Any why just for the new year? Yes I know there is no time like the present when it comes to self-improvement but the fact is the first day of the year is like the first page of a new notebook. Second only to January 1 is the first day of any month. Followed by the first day of a week, though you have some wiggle room on whether you consider your first day Sunday or Monday (to me it depends on how well I stuck to my Saturday evening resolution of “tomorrow I will start X!”) Sometimes tomorrow gets put off till Monday, right?
And this brings me to the book “Get Your Sh*it Together” by Sarah Knight. A short, sweet, and to-the-point call to all who need a kind but firm kick in the rear. Delivered by your funny, foul-mouthed friend.
The small but growing collection of lifestyle and diet books that use, er, direct language to get their point across have a place. Go into any Library nonfiction section and behold the miles of diet, nutrition, and exercise books. The teetering piles of productivity manuals. The shelves bursting with books on how to clean, organize, simplify, and sanctuary-fy your space. If we all just did what the books tell us there would be no need for any more of these books. I imagine authors like Sarah Knight throwing up their hands and declaring, “That’s it! YOU have GOT to stop %$#@ complaining and get your &$#% together right *%&#@ NOW.”

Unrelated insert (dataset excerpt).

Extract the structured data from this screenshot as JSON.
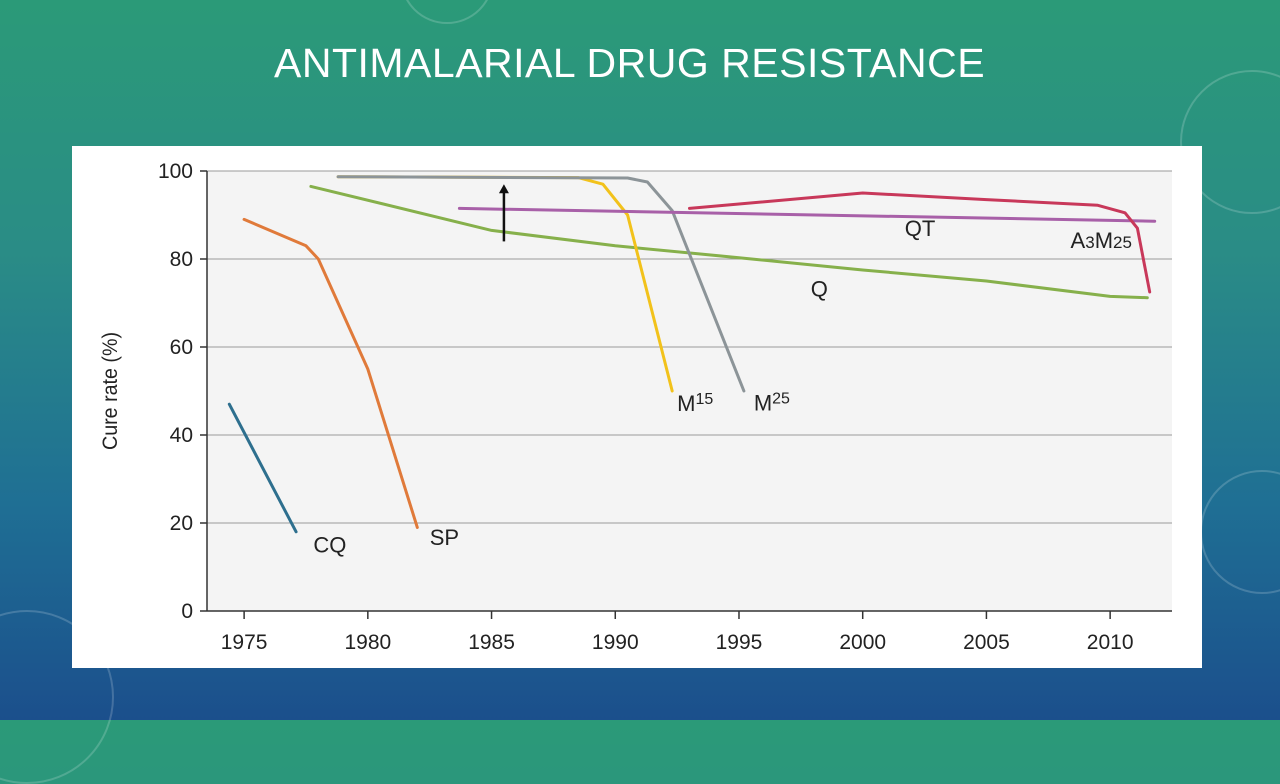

I don’t want to mislead and make you think this book is just a long harangue from a profane drill sergeant. It isn’t. Knight lays out very simple steps on how to get your act together for the big things and the little things. Using goal setting and prioritizing (which means letting things go and saying no to what doesn’t serve your goals) along with a few other strategies, she gives readers a reasonable road map to stop living two steps behind everything. She isn’t shy about saying you have to put in the work – not a lot of work, but consistent work. And no whining.
This book is perfect for those who are overwhelmed by life, stuff, time, etc. and need a quick shake, a push in the right direction, and a framework to fit most situations, as opposed to long processes and to-do lists. Her language will resonate with the right readers, and those who don’t appreciate salty language will know to stop at the cover.
Published December 2016
Little, Brown and Company
An advance galley of this book was provided by the publisher in exchange for an honest opinion.